Personal information
- Nationality: Republic of China
- Born: 15 February 1992 (age 34) Tainan, Taiwan
- Height: 1.62 m (5 ft 4 in)

Sport
- Sport: Table tennis
- Playing style: Right-handed shakehand grip
- Highest ranking: 5 (February 2017)
- Current ranking: 12 (5 August 2025)

Medal record
Women's table tennis
Representing Chinese Taipei
Olympic Games
| Bronze medal – third place | 2020 Tokyo | Mixed doubles |
World Championships
| Silver medal – second place | 2017 Düsseldorf | Mixed doubles |
| Bronze medal – third place | 2016 Kuala Lumpur | Team |
| Bronze medal – third place | 2021 Houston | Mixed doubles |
| Bronze medal – third place | 2022 Chengdu | Team |
World Cup
| Silver medal – second place | 2016 Philadelphia | Singles |
| Bronze medal – third place | 2017 Markham | Singles |
| Bronze medal – third place | 2018 Chengdu | Singles |
| Bronze medal – third place | 2019 Tokyo | Team |

= Cheng I-ching =

Taiwanese table tennis player

Cheng I-ching (鄭怡靜 (Zhèng Yíjìng); born 15 February 1992) is a Taiwanese table tennis player.
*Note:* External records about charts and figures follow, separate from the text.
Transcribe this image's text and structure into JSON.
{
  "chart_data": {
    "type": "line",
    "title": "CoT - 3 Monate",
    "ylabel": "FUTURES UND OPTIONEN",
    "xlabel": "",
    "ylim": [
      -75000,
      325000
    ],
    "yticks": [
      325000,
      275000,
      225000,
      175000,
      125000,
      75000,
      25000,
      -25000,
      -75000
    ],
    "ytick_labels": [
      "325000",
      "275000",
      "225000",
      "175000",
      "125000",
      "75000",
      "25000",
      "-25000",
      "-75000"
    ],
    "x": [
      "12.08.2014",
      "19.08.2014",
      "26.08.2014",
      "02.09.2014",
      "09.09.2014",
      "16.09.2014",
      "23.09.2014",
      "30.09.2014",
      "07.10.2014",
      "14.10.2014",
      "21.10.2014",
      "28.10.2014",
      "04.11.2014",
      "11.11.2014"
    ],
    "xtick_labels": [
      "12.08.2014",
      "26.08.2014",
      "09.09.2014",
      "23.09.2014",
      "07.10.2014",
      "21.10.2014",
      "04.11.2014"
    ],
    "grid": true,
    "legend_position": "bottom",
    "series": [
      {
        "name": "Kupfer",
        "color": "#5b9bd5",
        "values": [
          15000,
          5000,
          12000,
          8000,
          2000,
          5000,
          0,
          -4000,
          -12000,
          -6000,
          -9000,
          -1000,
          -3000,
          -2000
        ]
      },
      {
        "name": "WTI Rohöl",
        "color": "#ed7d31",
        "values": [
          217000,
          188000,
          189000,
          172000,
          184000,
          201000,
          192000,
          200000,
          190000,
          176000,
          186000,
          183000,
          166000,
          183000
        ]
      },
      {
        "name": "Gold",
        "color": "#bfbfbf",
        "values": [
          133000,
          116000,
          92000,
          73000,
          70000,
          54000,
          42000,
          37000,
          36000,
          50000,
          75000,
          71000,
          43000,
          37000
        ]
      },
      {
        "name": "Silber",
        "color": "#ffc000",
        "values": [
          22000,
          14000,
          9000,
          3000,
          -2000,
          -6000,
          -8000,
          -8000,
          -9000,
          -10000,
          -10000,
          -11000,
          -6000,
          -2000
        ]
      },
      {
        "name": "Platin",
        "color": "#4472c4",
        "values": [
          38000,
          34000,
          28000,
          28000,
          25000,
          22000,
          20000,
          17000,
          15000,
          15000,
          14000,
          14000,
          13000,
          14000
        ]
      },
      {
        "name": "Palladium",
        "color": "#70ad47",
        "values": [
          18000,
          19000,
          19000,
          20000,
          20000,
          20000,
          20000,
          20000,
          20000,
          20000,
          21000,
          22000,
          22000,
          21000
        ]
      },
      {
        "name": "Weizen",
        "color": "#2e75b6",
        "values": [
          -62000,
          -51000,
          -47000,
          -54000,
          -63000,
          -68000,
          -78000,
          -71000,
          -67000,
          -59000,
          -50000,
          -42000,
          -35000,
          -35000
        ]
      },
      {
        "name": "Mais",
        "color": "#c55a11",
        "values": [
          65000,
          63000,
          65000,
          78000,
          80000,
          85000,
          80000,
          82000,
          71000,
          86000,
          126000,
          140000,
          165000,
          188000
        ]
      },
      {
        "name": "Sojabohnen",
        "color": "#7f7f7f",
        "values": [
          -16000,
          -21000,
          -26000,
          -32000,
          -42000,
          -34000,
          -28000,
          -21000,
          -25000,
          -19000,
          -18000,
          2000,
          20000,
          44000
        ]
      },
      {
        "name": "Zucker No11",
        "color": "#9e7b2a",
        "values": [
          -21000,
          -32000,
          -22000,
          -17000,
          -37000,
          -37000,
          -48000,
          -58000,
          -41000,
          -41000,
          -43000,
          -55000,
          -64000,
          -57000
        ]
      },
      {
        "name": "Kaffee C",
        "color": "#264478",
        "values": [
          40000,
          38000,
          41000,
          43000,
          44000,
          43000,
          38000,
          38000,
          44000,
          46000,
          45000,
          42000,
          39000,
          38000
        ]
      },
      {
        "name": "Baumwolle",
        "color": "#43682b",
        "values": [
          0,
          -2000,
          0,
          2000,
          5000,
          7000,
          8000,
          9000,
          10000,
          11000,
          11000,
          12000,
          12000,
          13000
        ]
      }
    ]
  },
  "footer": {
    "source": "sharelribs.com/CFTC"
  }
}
She competed at the 2016 Summer Olympics in the women's singles event, in which she was eliminated in the quarterfinals by Li Xiaoxia, and as part of the Chinese Taipei team in the women's team event. Cheng helped Chinese Taipei woman's team win bronze at the World Team Championships and became the first Taiwanese-born medalist at the Woman's World Cup in 2016.

Cheng represented Chinese Taipei in the 2020 Tokyo Olympics in the mixed doubles event alongside Lin Yun-ju, in which they won the bronze medal. She is currently also a master's degree student in the Department of Physical Education of Fu Jen Catholic University.